Neben dem Bären treten weitere emblematische Figuren auf, die das Spektakel bereichern. Besonders furchteinflößend ist die Monaca, eine unheimliche Gestalt mit zwei ineinander verschlungenen Körpern, die durch die Straßen zieht und die Zuschauer erschreckt. Jugendliche, als alte Menschen verkleidet, tragen den Escalfador durch die Straßen – ein Kupfergefäß mit brennenden Schweinehaaren, das einen beißenden Rauch verbreitet.
Doch alles folgt auch hier einer festen Dramaturgie: Der Bär wird an einem geheimen Ort vorbereitet, bevor er plötzlich in Erscheinung tritt. Die Monaca sorgt bereits im Vorfeld für Unruhe, indem sie durch die Gassen schleicht und Zuschauer das Fürchten lehrt.
Schließlich wird der Bär gefangen und durch das Dorf geführt, wo er seine wilden Kräfte entfaltet und sich mehrfach losreißt. Der Höhepunkt des Festes ist der rituelle Tanz, an dessen Ende die symbolische „Rasur“ des Bären steht – ein Zeichen für die Zähmung der wilden Natur und den Beginn eines neuen Jahreszyklus.

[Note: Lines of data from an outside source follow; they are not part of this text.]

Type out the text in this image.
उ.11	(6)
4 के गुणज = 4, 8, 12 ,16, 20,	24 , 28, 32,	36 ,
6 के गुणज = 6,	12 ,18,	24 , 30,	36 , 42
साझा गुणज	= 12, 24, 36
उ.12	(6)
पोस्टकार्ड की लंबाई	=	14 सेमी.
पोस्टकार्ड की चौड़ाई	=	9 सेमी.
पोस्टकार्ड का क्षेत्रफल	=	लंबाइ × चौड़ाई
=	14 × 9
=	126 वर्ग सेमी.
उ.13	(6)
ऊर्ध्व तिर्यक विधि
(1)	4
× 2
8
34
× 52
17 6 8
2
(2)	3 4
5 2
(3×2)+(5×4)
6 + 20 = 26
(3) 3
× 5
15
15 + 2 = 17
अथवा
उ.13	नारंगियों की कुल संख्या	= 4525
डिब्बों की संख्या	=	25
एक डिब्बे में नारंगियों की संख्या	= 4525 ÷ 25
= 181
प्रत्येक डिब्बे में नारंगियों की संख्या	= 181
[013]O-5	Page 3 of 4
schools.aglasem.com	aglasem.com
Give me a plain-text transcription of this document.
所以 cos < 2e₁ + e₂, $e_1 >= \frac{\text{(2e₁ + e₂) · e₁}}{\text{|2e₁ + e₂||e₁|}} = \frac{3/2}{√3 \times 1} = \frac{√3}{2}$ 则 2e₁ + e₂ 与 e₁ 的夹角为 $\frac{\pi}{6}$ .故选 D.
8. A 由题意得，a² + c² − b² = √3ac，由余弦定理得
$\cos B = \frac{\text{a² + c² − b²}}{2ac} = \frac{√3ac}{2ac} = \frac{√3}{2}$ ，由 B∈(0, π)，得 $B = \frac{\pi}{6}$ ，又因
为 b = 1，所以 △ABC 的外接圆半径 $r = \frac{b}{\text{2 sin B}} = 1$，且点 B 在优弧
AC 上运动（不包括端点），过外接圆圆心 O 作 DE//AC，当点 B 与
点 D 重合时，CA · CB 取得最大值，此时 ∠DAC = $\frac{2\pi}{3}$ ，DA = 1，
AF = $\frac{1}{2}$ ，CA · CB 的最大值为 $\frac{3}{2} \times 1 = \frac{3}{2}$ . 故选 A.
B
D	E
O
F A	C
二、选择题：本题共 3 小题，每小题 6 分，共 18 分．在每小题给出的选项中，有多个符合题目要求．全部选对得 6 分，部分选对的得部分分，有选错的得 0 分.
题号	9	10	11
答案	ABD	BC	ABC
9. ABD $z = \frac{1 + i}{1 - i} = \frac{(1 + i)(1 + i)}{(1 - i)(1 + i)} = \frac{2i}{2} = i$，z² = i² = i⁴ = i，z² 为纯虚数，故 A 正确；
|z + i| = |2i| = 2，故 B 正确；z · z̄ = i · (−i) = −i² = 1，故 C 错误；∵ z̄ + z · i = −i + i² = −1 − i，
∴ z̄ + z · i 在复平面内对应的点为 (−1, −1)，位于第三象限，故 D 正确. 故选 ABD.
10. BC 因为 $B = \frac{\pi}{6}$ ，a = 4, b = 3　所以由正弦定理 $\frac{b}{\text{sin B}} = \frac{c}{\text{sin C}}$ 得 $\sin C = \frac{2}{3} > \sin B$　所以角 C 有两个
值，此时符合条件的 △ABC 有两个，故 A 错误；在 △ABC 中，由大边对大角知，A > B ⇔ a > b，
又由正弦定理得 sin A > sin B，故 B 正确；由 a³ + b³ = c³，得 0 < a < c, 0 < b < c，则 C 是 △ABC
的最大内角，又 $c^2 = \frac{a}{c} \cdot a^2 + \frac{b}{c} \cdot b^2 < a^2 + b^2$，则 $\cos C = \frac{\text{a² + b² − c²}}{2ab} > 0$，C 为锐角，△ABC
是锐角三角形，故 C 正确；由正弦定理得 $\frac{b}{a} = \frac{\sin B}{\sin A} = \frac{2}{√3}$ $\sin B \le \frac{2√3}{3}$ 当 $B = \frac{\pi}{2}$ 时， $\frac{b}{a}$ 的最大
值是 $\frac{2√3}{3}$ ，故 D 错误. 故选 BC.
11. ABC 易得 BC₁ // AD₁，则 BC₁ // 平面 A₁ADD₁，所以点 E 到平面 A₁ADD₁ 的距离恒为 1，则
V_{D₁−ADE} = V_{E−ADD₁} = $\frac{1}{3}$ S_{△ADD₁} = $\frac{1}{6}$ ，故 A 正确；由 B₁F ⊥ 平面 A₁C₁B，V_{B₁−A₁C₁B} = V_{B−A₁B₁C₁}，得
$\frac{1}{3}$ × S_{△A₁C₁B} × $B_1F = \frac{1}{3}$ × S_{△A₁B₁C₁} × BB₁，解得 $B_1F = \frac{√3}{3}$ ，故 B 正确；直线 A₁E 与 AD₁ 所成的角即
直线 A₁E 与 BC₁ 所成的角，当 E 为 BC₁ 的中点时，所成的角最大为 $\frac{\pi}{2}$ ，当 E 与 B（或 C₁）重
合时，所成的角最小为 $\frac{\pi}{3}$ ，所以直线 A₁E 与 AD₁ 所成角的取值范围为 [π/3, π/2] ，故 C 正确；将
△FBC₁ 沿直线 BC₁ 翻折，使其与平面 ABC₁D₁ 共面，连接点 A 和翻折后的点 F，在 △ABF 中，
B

Das Kostüm des Bären wurde 1992 aus zusammengenähten Ziegenfellen gefertigt. Heute verwendet man ein echtes Bärenfell aus Kanada, das dem Schauspiel eine zusätzliche Authentizität verleiht.
Archaische Rituale
Die Bärenfeste basieren auf archaischen Riten und Vorstellungen, die viel über die damalige Gesellschaft und das bäuerliche Leben in den Bergen der Pyrenäen verraten. Sie erzählen von der winterlichen Bedrohung und ehren zugleich den Bären als Symbol von Mut und Stärke. Der Pyrenäenbär jedoch ist ausgerottet. Heute streifen Schwarzbären aus der Slowakei durch die Berge.
Die Fête de l’Ours ist zugleich ein archaischer Initiationsritus. Nur junge Männer, die gerade volljährig geworden sind, dürfen Bären sein – und eine Frau halten. Beim Bärenfest müssen sie nicht nur tanzen, sondern auch rituelle Mutproben ablegen, schwere Gewichte tragen und körperliche Anstrengungen aushalten, bei denen alle zusehen: eine gelebte Gemeinschaft, deren Traditionen die Bärenfeste für künftige Generationen bewahren. Welch ein faszinierendes Welterbe!

Die Fête de l’Our erleben
Die Bärenfeste der Pyrenäen sind inzwischen Besuchermagnete. Kommt daher früh! Wichtig, wenn ihr nach Prats-de-Mollo fahrt: Tragt Kleidung, die etwaige Flecken verträgt – denn das Publikum wird beim Spektakel gerne mit einbezogen und mit Ruß beschmiert oder mit Mehl bestäubt!
• www.sudcanigo.com
Die Bären der Pyrenäen

Der Bär ist das Symboltier der Pyrenäen. Er hat zahlreiche Legenden und die populären Sagen geprägt, ist mit den Gottheiten des pyrenäischen Pantheons verbunden und tief verwurzelt in archaischen Traditionen wie der Fête de l’Ours der Ostpyrenäen.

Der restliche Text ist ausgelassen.